Difference of Overfitting & Underfitting
Any machine learning model performance may result poor due to some reasons like overfitting & underfitting. We have to minimize the cost function. To do this we need to train the model well. In regression problem we cannot simple draw the line by anywhere. If we do so, error rate will be increased. Before we dive into this we need to understand two terminology called Bias & Variance.
Bias : This is the term defined by the difference between y prediction & y actual. High bias means the model is unable to capture important features in our data sets & low bias always make small assumptions when the model is too simple.
Variance: This is the variation of the values of the prediction if we change our training dataset values. High variance means there will be much difference between y prediction & y actual if we change training data. Low variance means variation will be low between y prediction & y actual if training data changes.
Bias Variance Complexity:
- Low bias & low variance is the ideal condition in theory only, but practically it is not achievable.
- Low bias & high variance is the reason of overfitting where the line touch all points which will lead us to poor performance on test data.
- High bias & low variance is the reason of underfitting which performs poor on both train & test data.
- High bias & high variance will also lead us to high error.
Overfitting: If the fitted line touches all the data points, it performs very well in training data but it performs very poor on test data. So test accuracy is not so good.
Underfitting: If the fitted line is highly bias, neither it performs well in training data nor on test data. So both train & test accuracy is poor.

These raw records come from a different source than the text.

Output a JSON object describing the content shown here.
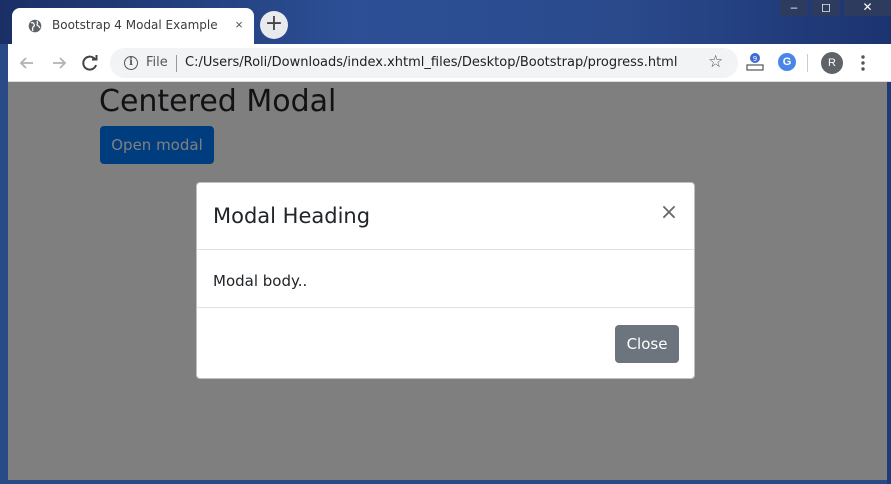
{
  "browser": {
    "tab_title": "Bootstrap 4 Modal Example",
    "tab_close": "×",
    "new_tab": "+",
    "window_controls": {
      "minimize": "–",
      "maximize": "◻",
      "close": "✕"
    },
    "nav": {
      "back_icon": "arrow-left-icon",
      "forward_icon": "arrow-right-icon",
      "reload_icon": "reload-icon"
    },
    "omnibox": {
      "scheme_label": "File",
      "url": "C:/Users/Roli/Downloads/index.xhtml_files/Desktop/Bootstrap/progress.html"
    },
    "profile_initial": "R",
    "extension_initial": "G"
  },
  "page": {
    "heading": "Centered Modal",
    "open_button": "Open modal"
  },
  "modal": {
    "title": "Modal Heading",
    "close_x": "×",
    "body": "Modal body..",
    "close_button": "Close"
  },
  "colors": {
    "primary": "#007bff",
    "secondary": "#6c757d",
    "backdrop": "rgba(0,0,0,0.5)"
  }
}
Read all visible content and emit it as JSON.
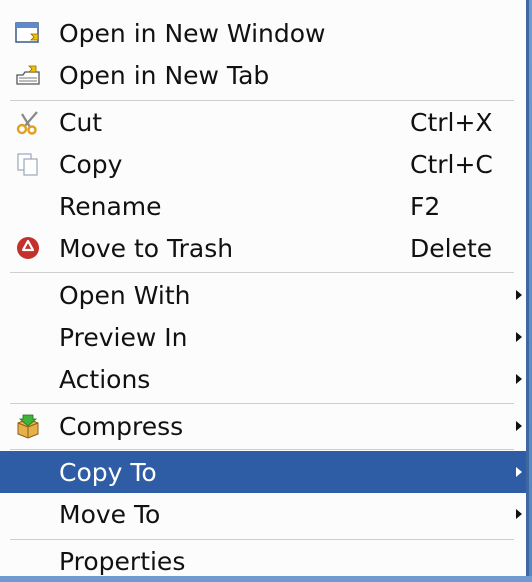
{
  "menu": {
    "items": [
      {
        "label": "Open in New Window",
        "shortcut": "",
        "icon": "window-icon",
        "submenu": false
      },
      {
        "label": "Open in New Tab",
        "shortcut": "",
        "icon": "tab-icon",
        "submenu": false
      },
      {
        "label": "Cut",
        "shortcut": "Ctrl+X",
        "icon": "scissors-icon",
        "submenu": false
      },
      {
        "label": "Copy",
        "shortcut": "Ctrl+C",
        "icon": "copy-icon",
        "submenu": false
      },
      {
        "label": "Rename",
        "shortcut": "F2",
        "icon": "",
        "submenu": false
      },
      {
        "label": "Move to Trash",
        "shortcut": "Delete",
        "icon": "trash-icon",
        "submenu": false
      },
      {
        "label": "Open With",
        "shortcut": "",
        "icon": "",
        "submenu": true
      },
      {
        "label": "Preview In",
        "shortcut": "",
        "icon": "",
        "submenu": true
      },
      {
        "label": "Actions",
        "shortcut": "",
        "icon": "",
        "submenu": true
      },
      {
        "label": "Compress",
        "shortcut": "",
        "icon": "compress-icon",
        "submenu": true
      },
      {
        "label": "Copy To",
        "shortcut": "",
        "icon": "",
        "submenu": true,
        "highlighted": true
      },
      {
        "label": "Move To",
        "shortcut": "",
        "icon": "",
        "submenu": true
      },
      {
        "label": "Properties",
        "shortcut": "",
        "icon": "",
        "submenu": false
      }
    ]
  },
  "colors": {
    "highlight": "#2f5da5",
    "menu_bg": "#fcfcfc",
    "desktop": "#5a86c0"
  }
}
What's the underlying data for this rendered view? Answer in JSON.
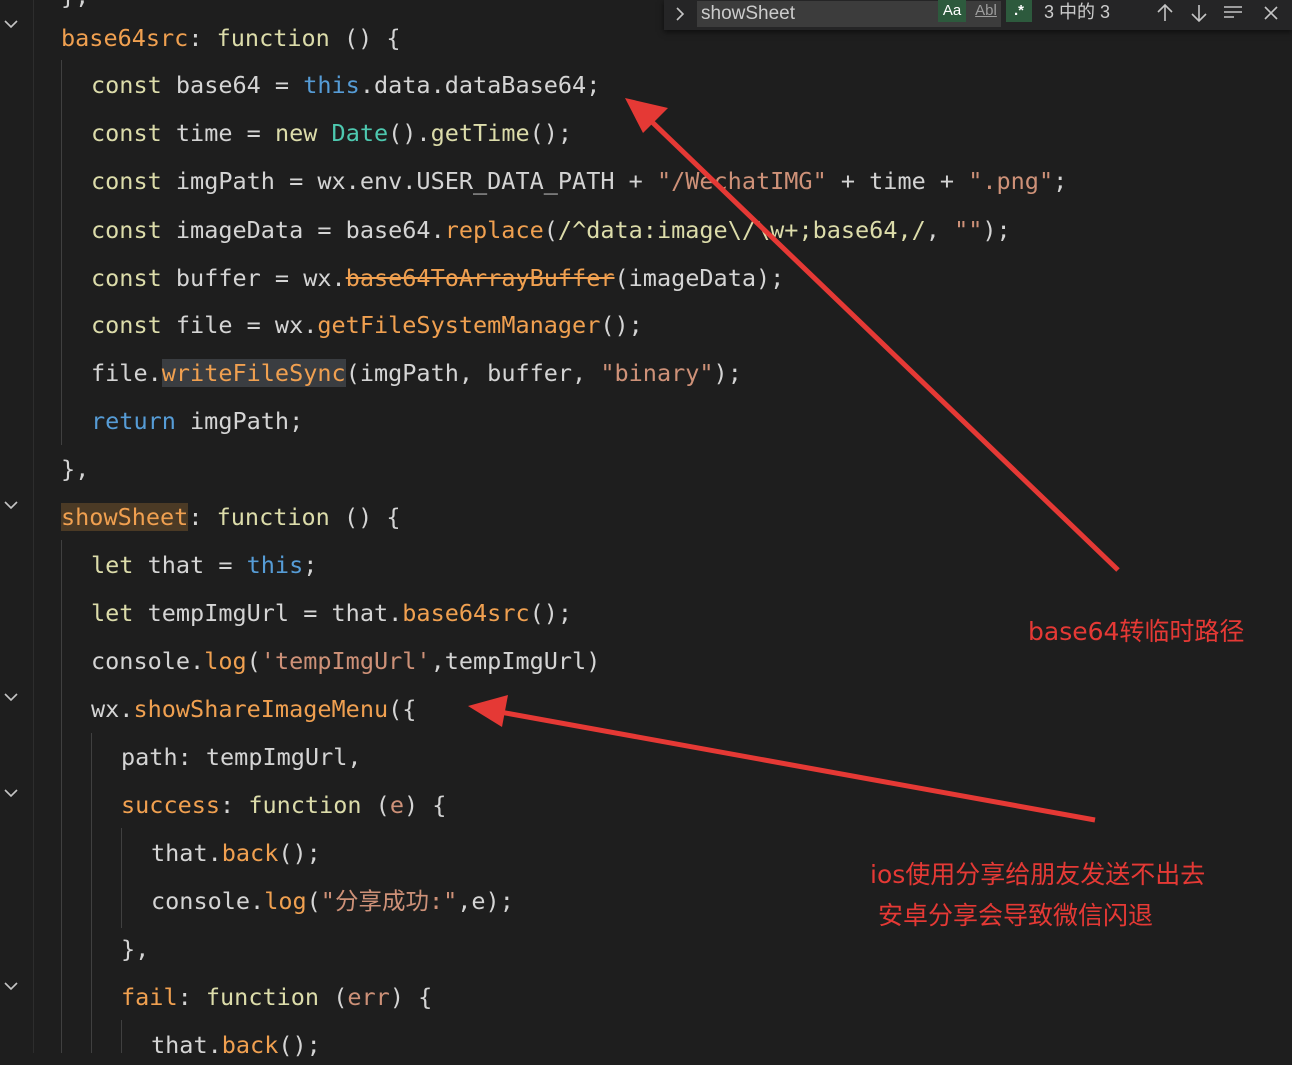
{
  "find": {
    "query": "showSheet",
    "match_case_label": "Aa",
    "whole_word_label": "Abl",
    "regex_label": ".*",
    "count": "3 中的 3"
  },
  "code": {
    "l1": {
      "name": "base64src",
      "colon": ": ",
      "kw": "function",
      "rest": " () {"
    },
    "l2": {
      "kw": "const",
      "a": " base64 = ",
      "this": "this",
      "b": ".data.dataBase64;"
    },
    "l3": {
      "kw": "const",
      "a": " time = ",
      "new": "new",
      "sp": " ",
      "cls": "Date",
      "b": "().",
      "fn": "getTime",
      "c": "();"
    },
    "l4": {
      "kw": "const",
      "a": " imgPath = wx.env.USER_DATA_PATH + ",
      "s1": "\"/WechatIMG\"",
      "b": " + time + ",
      "s2": "\".png\"",
      "c": ";"
    },
    "l5": {
      "kw": "const",
      "a": " imageData = base64.",
      "fn": "replace",
      "b": "(",
      "re": "/^data:image\\/\\w+;base64,/",
      "c": ", ",
      "s": "\"\"",
      "d": ");"
    },
    "l6": {
      "kw": "const",
      "a": " buffer = wx.",
      "fn": "base64ToArrayBuffer",
      "b": "(imageData);"
    },
    "l7": {
      "kw": "const",
      "a": " file = wx.",
      "fn": "getFileSystemManager",
      "b": "();"
    },
    "l8": {
      "a": "file.",
      "fn": "writeFileSync",
      "b": "(imgPath, buffer, ",
      "s": "\"binary\"",
      "c": ");"
    },
    "l9": {
      "kw": "return",
      "a": " imgPath;"
    },
    "l10": {
      "a": "},"
    },
    "l11": {
      "name": "showSheet",
      "colon": ": ",
      "kw": "function",
      "rest": " () {"
    },
    "l12": {
      "kw": "let",
      "a": " that = ",
      "this": "this",
      "b": ";"
    },
    "l13": {
      "kw": "let",
      "a": " tempImgUrl = that.",
      "fn": "base64src",
      "b": "();"
    },
    "l14": {
      "a": "console.",
      "fn": "log",
      "b": "(",
      "s": "'tempImgUrl'",
      "c": ",tempImgUrl)"
    },
    "l15": {
      "a": "wx.",
      "fn": "showShareImageMenu",
      "b": "({"
    },
    "l16": {
      "a": "path: tempImgUrl,"
    },
    "l17": {
      "name": "success",
      "colon": ": ",
      "kw": "function",
      "b": " (",
      "p": "e",
      "c": ") {"
    },
    "l18": {
      "a": "that.",
      "fn": "back",
      "b": "();"
    },
    "l19": {
      "a": "console.",
      "fn": "log",
      "b": "(",
      "s": "\"分享成功:\"",
      "c": ",e);"
    },
    "l20": {
      "a": "},"
    },
    "l21": {
      "name": "fail",
      "colon": ": ",
      "kw": "function",
      "b": " (",
      "p": "err",
      "c": ") {"
    },
    "l22": {
      "a": "that.",
      "fn": "back",
      "b": "();"
    }
  },
  "annotations": {
    "a1": "base64转临时路径",
    "a2_line1": "ios使用分享给朋友发送不出去",
    "a2_line2": " 安卓分享会导致微信闪退"
  },
  "colors": {
    "annotation": "#e53935",
    "background": "#1e1e1e"
  }
}
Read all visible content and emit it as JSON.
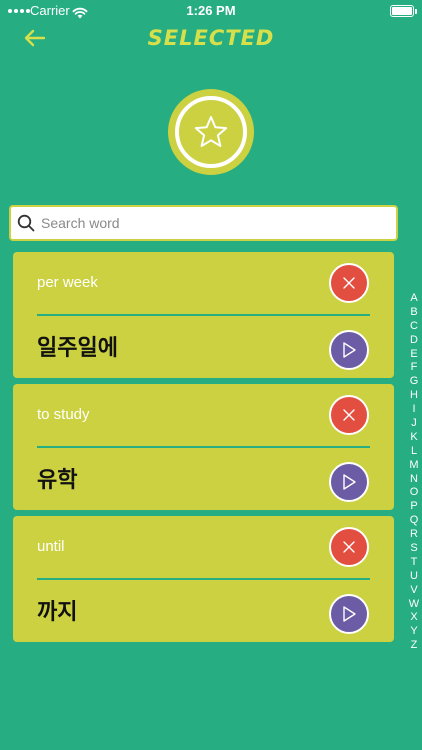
{
  "status_bar": {
    "carrier": "Carrier",
    "time": "1:26 PM"
  },
  "header": {
    "title": "SELECTED",
    "back_icon": "arrow-left-icon",
    "accent_color": "#d6e04a"
  },
  "badge": {
    "icon": "star-icon"
  },
  "search": {
    "placeholder": "Search word",
    "value": "",
    "icon": "search-icon"
  },
  "words": [
    {
      "english": "per week",
      "korean": "일주일에"
    },
    {
      "english": "to study",
      "korean": "유학"
    },
    {
      "english": "until",
      "korean": "까지"
    }
  ],
  "alphabet": [
    "A",
    "B",
    "C",
    "D",
    "E",
    "F",
    "G",
    "H",
    "I",
    "J",
    "K",
    "L",
    "M",
    "N",
    "O",
    "P",
    "Q",
    "R",
    "S",
    "T",
    "U",
    "V",
    "W",
    "X",
    "Y",
    "Z"
  ],
  "colors": {
    "background": "#27ad82",
    "card": "#cbd140",
    "delete": "#e24e3f",
    "play": "#6b5ca5"
  }
}
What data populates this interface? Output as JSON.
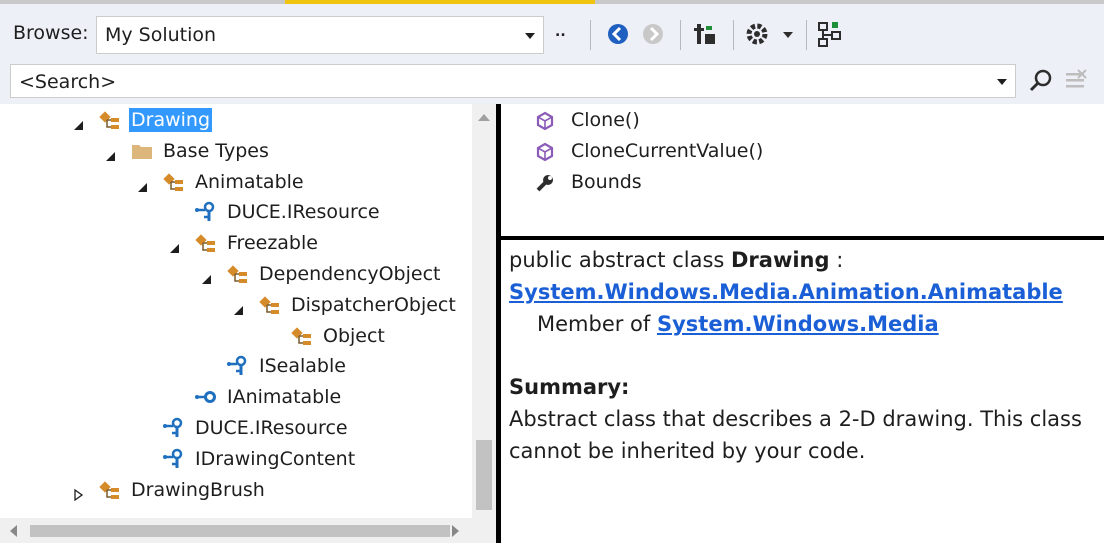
{
  "toolbar": {
    "browse_label": "Browse:",
    "browse_value": "My Solution",
    "more_label": "..",
    "buttons": [
      "back-icon",
      "forward-icon",
      "sort-icon",
      "settings-icon",
      "view-options-icon"
    ]
  },
  "search": {
    "value": "<Search>"
  },
  "tree": {
    "nodes": [
      {
        "label": "Drawing",
        "depth": 0,
        "expander": "expanded",
        "icon": "class-icon",
        "selected": true
      },
      {
        "label": "Base Types",
        "depth": 1,
        "expander": "expanded",
        "icon": "folder-icon"
      },
      {
        "label": "Animatable",
        "depth": 2,
        "expander": "expanded",
        "icon": "class-icon"
      },
      {
        "label": "DUCE.IResource",
        "depth": 3,
        "expander": "none",
        "icon": "interface-icon"
      },
      {
        "label": "Freezable",
        "depth": 3,
        "expander": "expanded",
        "icon": "class-icon"
      },
      {
        "label": "DependencyObject",
        "depth": 4,
        "expander": "expanded",
        "icon": "class-icon"
      },
      {
        "label": "DispatcherObject",
        "depth": 5,
        "expander": "expanded",
        "icon": "class-icon"
      },
      {
        "label": "Object",
        "depth": 6,
        "expander": "none",
        "icon": "class-icon"
      },
      {
        "label": "ISealable",
        "depth": 4,
        "expander": "none",
        "icon": "interface-icon"
      },
      {
        "label": "IAnimatable",
        "depth": 3,
        "expander": "none",
        "icon": "interface-small-icon"
      },
      {
        "label": "DUCE.IResource",
        "depth": 2,
        "expander": "none",
        "icon": "interface-icon"
      },
      {
        "label": "IDrawingContent",
        "depth": 2,
        "expander": "none",
        "icon": "interface-icon"
      },
      {
        "label": "DrawingBrush",
        "depth": 0,
        "expander": "collapsed",
        "icon": "class-icon"
      }
    ]
  },
  "members": [
    {
      "label": "Clone()",
      "icon": "method-icon"
    },
    {
      "label": "CloneCurrentValue()",
      "icon": "method-icon"
    },
    {
      "label": "Bounds",
      "icon": "property-icon"
    }
  ],
  "details": {
    "declaration_prefix": "public abstract class ",
    "class_name": "Drawing",
    "declaration_suffix": " :",
    "base_link": "System.Windows.Media.Animation.Animatable",
    "member_of_prefix": "Member of ",
    "namespace_link": "System.Windows.Media",
    "summary_heading": "Summary:",
    "summary_line1": "Abstract class that describes a 2-D drawing. This class",
    "summary_line2": "cannot be inherited by your code."
  },
  "colors": {
    "selection": "#3399ff",
    "class_icon": "#d68b2a",
    "interface_icon": "#1f6fbf",
    "method_icon": "#8a5cb8",
    "link": "#1a5fd6"
  }
}
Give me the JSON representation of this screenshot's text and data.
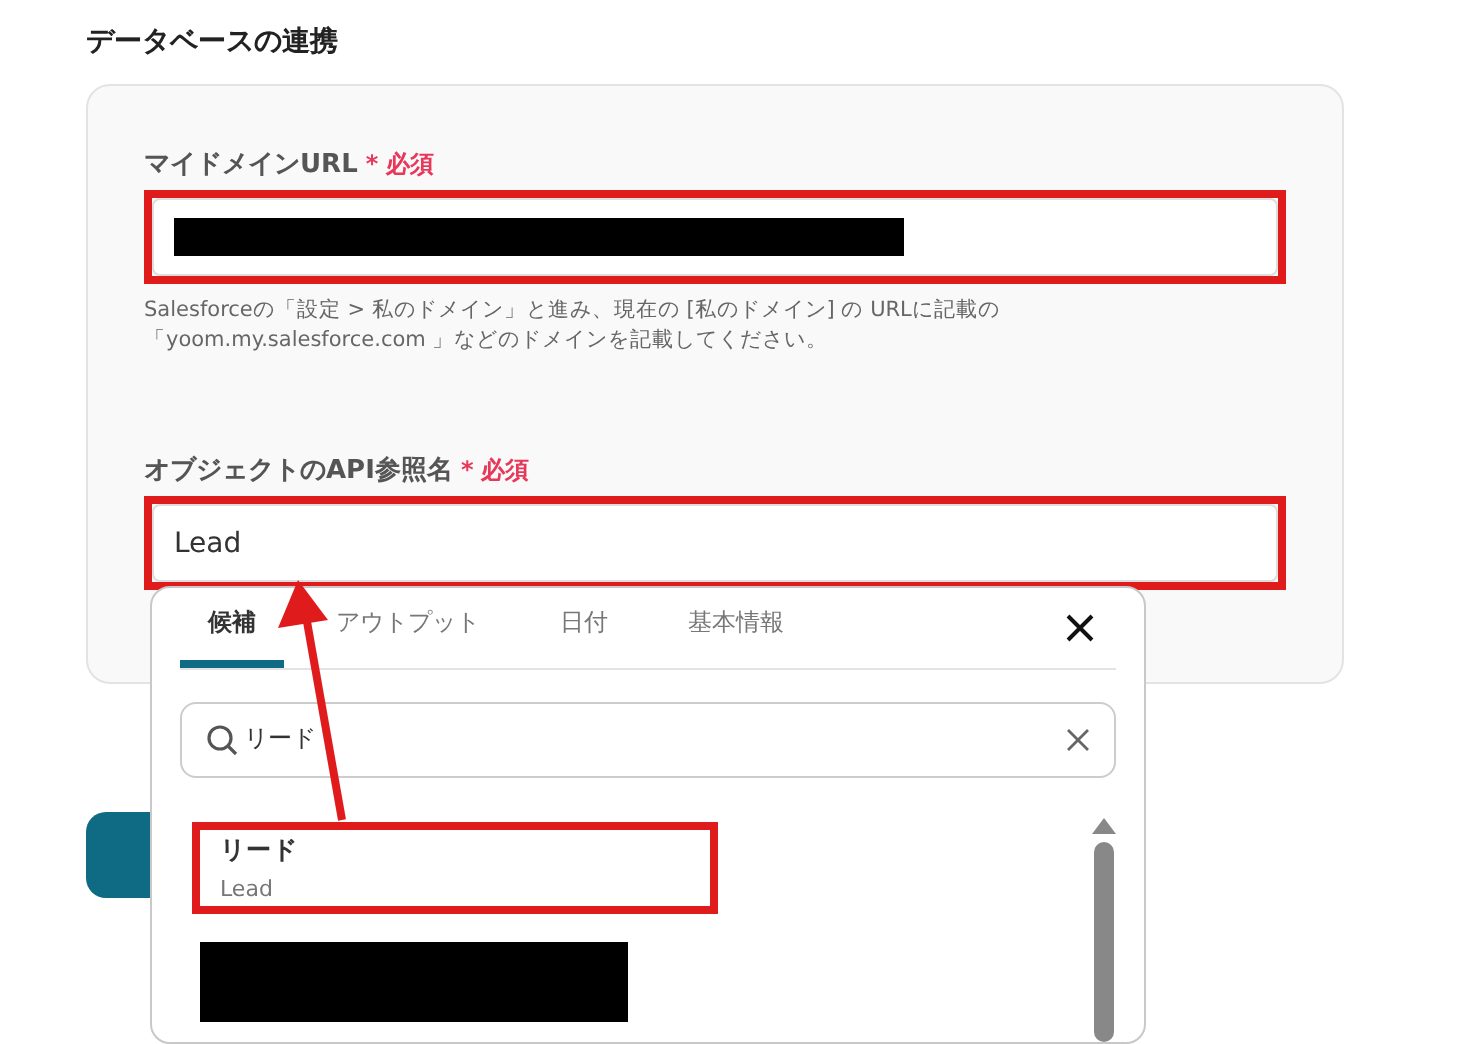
{
  "section_title": "データベースの連携",
  "fields": [
    {
      "label": "マイドメインURL",
      "required_mark": "*",
      "required": "必須",
      "redacted": true,
      "annotated": true,
      "help": [
        "Salesforceの「設定 > 私のドメイン」と進み、現在の [私のドメイン] の URLに記載の",
        "「yoom.my.salesforce.com 」などのドメインを記載してください。"
      ]
    },
    {
      "label": "オブジェクトのAPI参照名",
      "required_mark": "*",
      "required": "必須",
      "value": "Lead",
      "annotated": true
    }
  ],
  "popup": {
    "tabs": [
      {
        "label": "候補",
        "selected": true
      },
      {
        "label": "アウトプット",
        "selected": false
      },
      {
        "label": "日付",
        "selected": false
      },
      {
        "label": "基本情報",
        "selected": false
      }
    ],
    "search": {
      "value": "リード"
    },
    "items": [
      {
        "title": "リード",
        "subtitle": "Lead",
        "annotated": true
      },
      {
        "redacted": true,
        "annotated": false
      }
    ]
  }
}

To find out the best fit line we have to do a bias variance trade off.
Total error = error due to Bias+ error due to Variance
When the Bias increases automatically variance decreases and vice versa also. So We have to find a optimal position for error due to biases & variances minimized. We can find the position in some ways that we have to learn.
- Regularization technique
- Cross Validation
- Feature Scaling
- Tuning the parameters of the model
Regularization Technique:
It is used for many types of regression. It adds a penalty term to neutralize the error term.
X1,X2… are the independent features
β0, β1,…..βn are the coefficients of features
Now we have to add a penalty term equal to this residual sum of sqaures. We can do this in two ways of regularization.
- Ridge Regression: Here we introduce small amount of bias term called Ridge Penalty. Lambda, a hyperparameter to be tuned, is multiplied with the summation of squared of the coefficients. When we have multicollinearity of some independent variable we can go for ridge regression. So MAE & RMSE errors in ridge regression are less than that of linear regression. Its called L2 regularization.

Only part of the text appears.